On Thursday, the Goods and Services Tax Council, which counts Finance Minister Arun Jaitley and the state finance ministers as members, will gather in Srinagar. The crucial meeting, which is to slot various goods and services into four tax slabs, will make the city part of “economic history”, it is said.

The state administration has made elaborate arrangements for the visiting dignitaries – about 150 are expected to attend – deputing 69 Kashmir Administrative Service officials to the task. The meeting will take place at the Sher-i-Kashmir International Conference Centre, built on the edge of the Dal Lake, fringed with tall pines and poplars.

Incidentally, Jammu and Kashmir, because of its special status, is not part of the goods and services tax regime yet. It will have to draft a separate law, and businessmen in the Kashmir Valley are already worried it will impinge on the state’s economic autonomy. They will reportedly seek appointments with Jaitley, who arrived in Srinagar a day early to review the security situation with Army Chief General Bipin Rawat.

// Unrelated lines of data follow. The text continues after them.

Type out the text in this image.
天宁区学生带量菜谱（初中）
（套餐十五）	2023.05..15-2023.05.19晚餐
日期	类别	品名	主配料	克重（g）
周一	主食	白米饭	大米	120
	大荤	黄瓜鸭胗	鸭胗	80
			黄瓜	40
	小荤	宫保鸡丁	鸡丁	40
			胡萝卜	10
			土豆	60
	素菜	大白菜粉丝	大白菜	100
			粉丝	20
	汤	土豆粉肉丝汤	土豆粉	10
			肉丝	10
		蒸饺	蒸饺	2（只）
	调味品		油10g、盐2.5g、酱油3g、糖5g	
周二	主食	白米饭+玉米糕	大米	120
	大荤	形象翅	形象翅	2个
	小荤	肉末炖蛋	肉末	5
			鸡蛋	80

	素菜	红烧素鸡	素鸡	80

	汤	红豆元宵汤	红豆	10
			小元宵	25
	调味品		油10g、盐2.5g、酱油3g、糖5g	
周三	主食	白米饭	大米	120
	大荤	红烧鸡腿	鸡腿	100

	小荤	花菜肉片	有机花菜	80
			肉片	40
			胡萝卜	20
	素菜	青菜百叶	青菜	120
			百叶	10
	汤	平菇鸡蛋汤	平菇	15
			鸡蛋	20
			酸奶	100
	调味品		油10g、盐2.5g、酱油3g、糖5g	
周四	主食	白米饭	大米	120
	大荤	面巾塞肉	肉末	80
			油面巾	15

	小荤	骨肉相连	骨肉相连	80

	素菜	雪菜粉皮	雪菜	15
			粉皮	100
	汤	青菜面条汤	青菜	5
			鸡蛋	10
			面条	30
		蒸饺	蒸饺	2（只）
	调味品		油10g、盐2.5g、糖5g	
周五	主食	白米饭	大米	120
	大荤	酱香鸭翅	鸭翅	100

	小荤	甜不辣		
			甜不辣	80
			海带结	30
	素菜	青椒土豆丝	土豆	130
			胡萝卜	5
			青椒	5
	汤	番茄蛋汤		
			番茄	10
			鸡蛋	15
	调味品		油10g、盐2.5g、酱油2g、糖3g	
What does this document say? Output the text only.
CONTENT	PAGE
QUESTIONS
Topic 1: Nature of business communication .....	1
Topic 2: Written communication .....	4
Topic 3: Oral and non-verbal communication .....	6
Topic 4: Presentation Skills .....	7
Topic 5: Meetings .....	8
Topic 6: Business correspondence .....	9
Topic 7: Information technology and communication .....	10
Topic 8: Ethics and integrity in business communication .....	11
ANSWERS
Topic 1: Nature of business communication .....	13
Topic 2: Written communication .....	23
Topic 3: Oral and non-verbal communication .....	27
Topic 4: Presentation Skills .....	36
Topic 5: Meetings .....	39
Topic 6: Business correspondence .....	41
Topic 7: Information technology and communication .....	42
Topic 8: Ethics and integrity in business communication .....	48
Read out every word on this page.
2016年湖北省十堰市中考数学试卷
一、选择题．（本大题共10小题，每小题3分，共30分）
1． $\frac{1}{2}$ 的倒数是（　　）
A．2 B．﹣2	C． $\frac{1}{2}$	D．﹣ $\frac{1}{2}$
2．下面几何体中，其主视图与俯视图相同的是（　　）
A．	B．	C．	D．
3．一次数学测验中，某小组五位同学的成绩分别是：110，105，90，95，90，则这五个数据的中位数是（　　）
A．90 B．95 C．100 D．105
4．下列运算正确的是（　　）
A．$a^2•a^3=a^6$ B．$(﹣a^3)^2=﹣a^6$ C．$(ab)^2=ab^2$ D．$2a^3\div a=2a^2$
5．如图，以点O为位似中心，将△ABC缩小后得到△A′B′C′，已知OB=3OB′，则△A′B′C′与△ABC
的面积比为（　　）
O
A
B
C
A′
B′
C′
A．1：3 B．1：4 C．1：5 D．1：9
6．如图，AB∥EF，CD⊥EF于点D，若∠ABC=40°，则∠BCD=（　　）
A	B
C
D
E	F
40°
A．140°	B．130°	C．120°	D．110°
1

Making Srinagar the venue for a key meeting on one of modern India’s most significant tax reforms, ahead of its scheduled rollout on July 1, has been hailed as a symbolic gesture. It is perhaps a well-intentioned move on New Delhi’s part, enlisting Kashmir in national policy decisions, shifting the lens away from militancy and crackdowns to economic debate. Like most of Delhi’s gestures, however, there is little beyond the optics and no real engagement with the troubles of the Valley.

Dismissing dissent

Jaitley arrives at a time when the state is in ferment, with several developments taking place at the same time. It recently became clear that elections are not possible in Kashmir at the moment, and the Election Commission on May 2 called off the Anantnag bye-polls, scheduled for May 25. The original date of polling was April 12 but it was postponed in the wake of violence and a low voter turnout in the Srinagar bye-election on April 9.

Curbs on the internet and social media bans have made the youth restive. While many circumvent the ban by using virtual private network servers, others have come up with local options to social media websites like Facebook. Protests against the state have reached campuses; students from high schools and colleges clash with security forces almost daily. Girl students are newly visible participants in these protests.

In South Kashmir, a village lives in fear and despair after Umar Fayaz Parray, a young Kashmiri Army officer, was abducted and killed by militants. In the national media, the local population was put on trial for its support to militancy. Meanwhile, a new phase of large-scale cordon and search operations has been set in motion by security forces, forcing comparisons with the nightmare of the 1990s. Even as Jaitley landed in Srinagar, about 1,000 security forces had moved into Shopian district in South Kashmir to lay siege to villages there and hunt down militants.

The militancy itself is taking a new, disturbing turn, with civilians as well as security forces coming under fire. There has also been a split in militant ranks after Zakir Musa, a former Hizbul Mujahideen commander, released a video threatening Hurriyat leaders and anyone else who called the Kashmir struggle a “secular movement” for political freedom. They were fighting for Islam and the Sharia, Musa said, quitting the Hizbul Mujahideen on Saturday after the organisation distanced itself from his remark. Both militancy and the anti-India agitation seem to be poised at a crucial juncture.

Jaitley could have used his visit better. He could have tried reaching out to different constituencies of opinion, from students to civil society groups to separatist leaders. Of course, he would have to work through layers of fear and mistrust – Jammu and Kashmir Liberation Front leader Yasin Malik on Wednesday spoke out against dialogue with the Bharatiya Janata Party. But the Centre persists in its old ways, consulting the Army, dismissing all dissent as manufactured by Pakistan, treating Kashmir only as a security issue.

A tired politics

What does it mean to hold a major national policy meeting in a place where most voters have rejected electoral processes altogether? Earlier this week, another function at the Sher-i-Kashmir International Conference Centre ended in disaster. Chief Minister Mehbooba Mufti, whose Peoples’ Democratic Party heads a coalition government with the BJP in the state, was scheduled to address women’s self-help groups in a programme organised by the State Rural Livelihoods Mission but had to leave the premises after women there broke into protest.

Talking economics and livelihoods cannot cover up larger political questions, they seemed to be saying, functions and conferences can only lend the illusion of normalcy to the Valley.

But Delhi’s initiatives in Kashmir have largely been restricted to politics of gestures, especially in recent years, after talks with separatist leaders became a thing of the past. During the rule of the Congress-led United Progressive Alliance at the Centre, it was railway inaugurations and special packages for the state. After the BJP-headed National Democratic Alliance came to power, it was sudden, high-profile visits by Prime Minister Narendra Modi, who promised relief after the devastating 2014 floods and more special packages. Scant government relief reached flood victims, and the special packages are reportedly still on their way. Mere political gestures might have reached their limits in an angry Valley.